Linker extension (GGS)₄: Both domains keep their individual folds; relative orientation becomes undefined. The linker is flexible and doesn’t contribute to domain stability.
The protein is quite stable to single mutations the β-sheet scaffold is the reason.
C3. Inverse Folding ProteinMPNN
I ran ProteinMPNN on the 4LXC backbone to generate alternative sequences predicted to fold into the same structure.
The probability heatmap confirms what the DMS showed: zinc-binding His/Asp positions and core hydrophobic residues are highly constrained (the model confidently picks the wildtype amino acid). Surface positions show high entropy many alternatives are acceptable.
The top ProteinMPNN-generated sequence had ~55% identity to native lysostaphin. I folded it with ESMFold and it reproduces the same two-domain architecture. This is a demonstration of the degeneracy of the sequence-structure relationship more than half the sequence can change and the fold is preserved. From an engineering standpoint, this gives significant freedom to tune surface properties (charge, solubility, immunogenicity) while keeping the backbone intact.
Part D: Group Brainstorm — Bacteriophage Engineering
Target: MS2 lysis protein L (75 amino acids, single-pass transmembrane protein) Goal chosen: Increased stability — easiest tier, and directly computationally tractable
Why stability?
L protein is tiny and fragile. It’s expressed late, needs to fold into the membrane rapidly, and any premature degradation reduces lysis efficiency and phage titre. A thermostable variant would be directly relevant to phage therapy — patients with bacterial infections often have fevers (39–40°C), and phage needs to function at body temperature under stress conditions.
Proposed pipeline:
Tools and rationale:
- ESM2 DMS over FoldX: L protein has no solved crystal structure, only an AlphaFold model. ESM2 works from sequence directly and doesn’t need coordinates.
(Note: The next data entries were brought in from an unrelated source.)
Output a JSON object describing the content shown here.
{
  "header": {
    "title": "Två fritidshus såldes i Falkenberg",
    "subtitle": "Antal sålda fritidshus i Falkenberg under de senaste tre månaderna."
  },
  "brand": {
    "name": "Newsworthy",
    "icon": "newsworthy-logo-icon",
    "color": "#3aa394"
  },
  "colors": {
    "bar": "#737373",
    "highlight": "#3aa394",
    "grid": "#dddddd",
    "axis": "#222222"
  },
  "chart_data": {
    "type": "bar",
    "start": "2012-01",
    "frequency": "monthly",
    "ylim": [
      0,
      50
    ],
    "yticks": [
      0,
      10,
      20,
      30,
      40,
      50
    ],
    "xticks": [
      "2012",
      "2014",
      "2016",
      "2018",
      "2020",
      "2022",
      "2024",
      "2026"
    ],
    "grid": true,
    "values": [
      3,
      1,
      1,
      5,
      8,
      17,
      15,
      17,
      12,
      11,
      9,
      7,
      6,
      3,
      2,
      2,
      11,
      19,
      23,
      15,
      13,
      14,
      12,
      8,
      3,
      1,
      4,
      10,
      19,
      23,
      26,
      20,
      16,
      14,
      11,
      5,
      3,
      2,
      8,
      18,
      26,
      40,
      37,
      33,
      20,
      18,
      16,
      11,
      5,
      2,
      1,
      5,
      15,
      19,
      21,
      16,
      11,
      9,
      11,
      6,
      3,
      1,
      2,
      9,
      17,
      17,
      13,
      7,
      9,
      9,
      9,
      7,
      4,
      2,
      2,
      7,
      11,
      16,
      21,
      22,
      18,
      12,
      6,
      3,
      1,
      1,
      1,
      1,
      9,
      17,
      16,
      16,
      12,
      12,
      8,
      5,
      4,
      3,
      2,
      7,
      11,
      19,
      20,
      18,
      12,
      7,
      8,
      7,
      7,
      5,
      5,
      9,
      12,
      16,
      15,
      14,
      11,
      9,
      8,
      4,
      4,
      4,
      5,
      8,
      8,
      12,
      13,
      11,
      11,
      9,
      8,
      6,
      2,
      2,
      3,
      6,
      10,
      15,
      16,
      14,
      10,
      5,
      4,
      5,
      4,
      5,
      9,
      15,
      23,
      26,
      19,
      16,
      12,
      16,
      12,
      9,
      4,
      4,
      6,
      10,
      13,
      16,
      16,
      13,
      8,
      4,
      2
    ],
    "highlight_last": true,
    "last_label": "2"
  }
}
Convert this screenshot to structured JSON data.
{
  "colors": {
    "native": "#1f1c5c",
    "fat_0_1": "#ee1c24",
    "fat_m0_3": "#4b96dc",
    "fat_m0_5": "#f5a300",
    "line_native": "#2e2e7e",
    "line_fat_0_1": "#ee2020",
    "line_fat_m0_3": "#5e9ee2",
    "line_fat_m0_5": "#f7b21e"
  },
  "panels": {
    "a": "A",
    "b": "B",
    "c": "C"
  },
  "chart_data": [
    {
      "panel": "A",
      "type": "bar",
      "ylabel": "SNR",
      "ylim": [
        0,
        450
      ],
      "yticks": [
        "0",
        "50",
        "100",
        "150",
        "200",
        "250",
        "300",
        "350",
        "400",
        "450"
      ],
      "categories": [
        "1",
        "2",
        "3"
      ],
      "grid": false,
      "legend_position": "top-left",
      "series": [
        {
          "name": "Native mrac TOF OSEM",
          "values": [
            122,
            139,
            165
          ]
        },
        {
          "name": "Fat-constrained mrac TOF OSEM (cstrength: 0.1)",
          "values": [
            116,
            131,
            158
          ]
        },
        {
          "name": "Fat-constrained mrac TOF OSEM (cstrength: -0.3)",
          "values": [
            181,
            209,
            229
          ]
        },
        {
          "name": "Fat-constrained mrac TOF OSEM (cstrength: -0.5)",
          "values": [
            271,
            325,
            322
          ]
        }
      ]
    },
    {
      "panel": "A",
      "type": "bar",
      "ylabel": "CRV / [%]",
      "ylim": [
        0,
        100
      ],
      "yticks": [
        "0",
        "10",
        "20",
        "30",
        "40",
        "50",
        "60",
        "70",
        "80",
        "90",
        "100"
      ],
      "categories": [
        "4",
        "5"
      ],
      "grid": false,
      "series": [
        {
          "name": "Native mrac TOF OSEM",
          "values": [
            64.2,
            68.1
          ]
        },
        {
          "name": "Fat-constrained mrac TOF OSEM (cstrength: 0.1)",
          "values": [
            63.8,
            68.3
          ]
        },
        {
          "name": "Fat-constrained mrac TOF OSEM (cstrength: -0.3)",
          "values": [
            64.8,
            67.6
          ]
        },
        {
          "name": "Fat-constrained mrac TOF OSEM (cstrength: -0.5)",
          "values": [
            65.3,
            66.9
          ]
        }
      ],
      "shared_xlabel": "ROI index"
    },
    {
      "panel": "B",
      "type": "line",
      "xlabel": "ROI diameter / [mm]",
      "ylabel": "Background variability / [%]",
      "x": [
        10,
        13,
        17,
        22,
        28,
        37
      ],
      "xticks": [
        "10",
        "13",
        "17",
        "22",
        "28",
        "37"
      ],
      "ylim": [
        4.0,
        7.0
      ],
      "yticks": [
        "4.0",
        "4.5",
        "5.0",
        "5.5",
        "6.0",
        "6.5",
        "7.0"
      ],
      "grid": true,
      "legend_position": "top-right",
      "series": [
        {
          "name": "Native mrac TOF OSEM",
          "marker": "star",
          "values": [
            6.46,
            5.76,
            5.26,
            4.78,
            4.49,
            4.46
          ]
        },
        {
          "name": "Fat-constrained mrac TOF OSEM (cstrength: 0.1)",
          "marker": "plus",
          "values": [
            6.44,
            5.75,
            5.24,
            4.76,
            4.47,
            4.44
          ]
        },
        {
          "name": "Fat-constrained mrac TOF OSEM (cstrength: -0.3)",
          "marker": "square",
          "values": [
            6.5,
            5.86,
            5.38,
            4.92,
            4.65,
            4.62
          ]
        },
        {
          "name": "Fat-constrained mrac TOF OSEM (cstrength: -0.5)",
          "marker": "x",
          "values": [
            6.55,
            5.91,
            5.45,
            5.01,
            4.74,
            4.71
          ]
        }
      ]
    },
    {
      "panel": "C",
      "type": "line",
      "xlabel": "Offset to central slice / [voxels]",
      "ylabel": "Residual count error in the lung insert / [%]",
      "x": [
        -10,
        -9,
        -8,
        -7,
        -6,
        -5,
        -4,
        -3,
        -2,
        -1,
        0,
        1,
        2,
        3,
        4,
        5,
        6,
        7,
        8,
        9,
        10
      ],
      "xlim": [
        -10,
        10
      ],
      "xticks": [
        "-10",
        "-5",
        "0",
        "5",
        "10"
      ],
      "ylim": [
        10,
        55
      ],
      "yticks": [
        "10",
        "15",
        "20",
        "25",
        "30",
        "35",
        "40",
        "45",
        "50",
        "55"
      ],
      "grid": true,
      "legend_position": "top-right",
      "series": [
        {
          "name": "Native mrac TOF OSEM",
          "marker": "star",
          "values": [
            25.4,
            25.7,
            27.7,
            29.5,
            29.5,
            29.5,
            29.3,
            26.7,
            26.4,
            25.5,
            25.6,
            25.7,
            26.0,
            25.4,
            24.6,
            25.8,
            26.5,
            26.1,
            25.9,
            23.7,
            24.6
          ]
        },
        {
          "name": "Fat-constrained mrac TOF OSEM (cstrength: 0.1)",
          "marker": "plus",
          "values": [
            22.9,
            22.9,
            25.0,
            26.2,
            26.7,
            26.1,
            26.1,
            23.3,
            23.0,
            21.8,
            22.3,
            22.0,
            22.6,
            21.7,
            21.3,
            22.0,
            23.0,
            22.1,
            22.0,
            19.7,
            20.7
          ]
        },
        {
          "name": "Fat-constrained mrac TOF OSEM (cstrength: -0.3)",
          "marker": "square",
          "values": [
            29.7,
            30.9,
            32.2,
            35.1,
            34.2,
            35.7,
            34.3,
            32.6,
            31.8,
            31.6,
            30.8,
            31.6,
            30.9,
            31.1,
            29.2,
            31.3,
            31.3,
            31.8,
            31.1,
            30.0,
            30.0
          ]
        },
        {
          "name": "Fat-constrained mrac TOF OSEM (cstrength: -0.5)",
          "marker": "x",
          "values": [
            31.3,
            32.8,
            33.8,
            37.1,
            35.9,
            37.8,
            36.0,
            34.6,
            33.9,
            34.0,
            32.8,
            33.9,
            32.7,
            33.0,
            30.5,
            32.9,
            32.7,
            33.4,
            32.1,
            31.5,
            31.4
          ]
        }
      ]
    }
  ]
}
- ProteinMPNN: directly redesigns TM segment with hydrophobicity constraints — more systematic than random mutagenesis.
- AlphaFold-Multimer: non-negotiable check — a stable L protein that can’t interact with DnaJ is just a dead membrane peptide.
Potential pitfalls:
- No crystal structure — everything runs on an AlphaFold model. Errors in the starting model propagate through the whole pipeline.
- ESM2 and ProteinMPNN are trained mostly on soluble proteins. The transmembrane segment lives in a lipid bilayer — the model has limited training data for this environment. Predictions for TM residues should be treated cautiously.
- L protein is only 75 residues. AlphaFold-Multimer ipTM scores for such small proteins against the much larger DnaJ can be poorly calibrated — use it for ranking, not as an absolute cutoff.